Just pointing out that respeqt's emulation may not be perfect...

Been long-testing DD image content (both in .ATR and magnetic-media format). I am still at version "bugs-fixed" with chubby-mouse progress-indicator.

 

It works perfectly on NUXX SDrive and Indus/GT (including RamCharger sector+track buffering).
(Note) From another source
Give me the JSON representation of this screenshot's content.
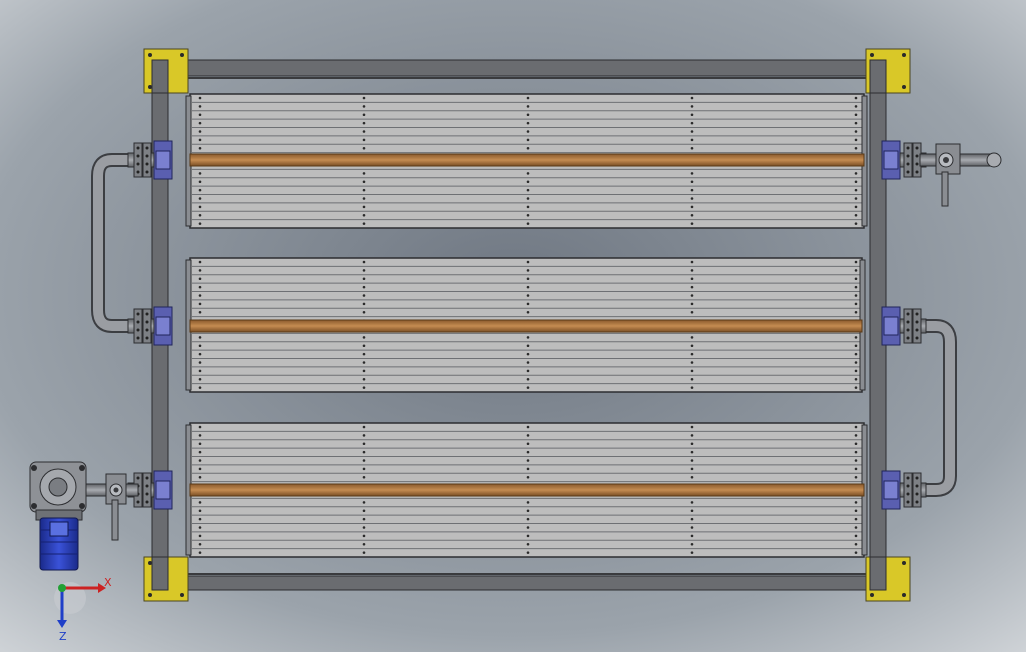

No problems I could find, even in close-to 120 mins. tests.

 

Now, my own tests on RespeQt have been failing one way or another (where above devices do perfectly), at multiple junctures. It smells to me there is a REAL problem with RespeQt SIO-emulation chain, as a whole, whether at its physical or logical layers, and we are chasing ghosts by just crippling that mouse at every iteration... like dividing sub-atomic particles... just to find even smaller ones right after... Don't have Fujinet yet (I've held off waiting patiently for HW maturity to meet my expectations), but if it fails as RespeQt, then there maybe a problem with it, too (no worries since Fujinet has solid support, anyway)

 

In the event that a SIO-implementation issue is confirmed on RespeQt (and/or Fujimet), well, we may have not been able to detect it unless X-Bios was part of the equation (and that is a GOOD thing, in my books).

 

One way or another, sooner-than-later we may have to stop the ghost-chasing... and call it a day, so we can move on.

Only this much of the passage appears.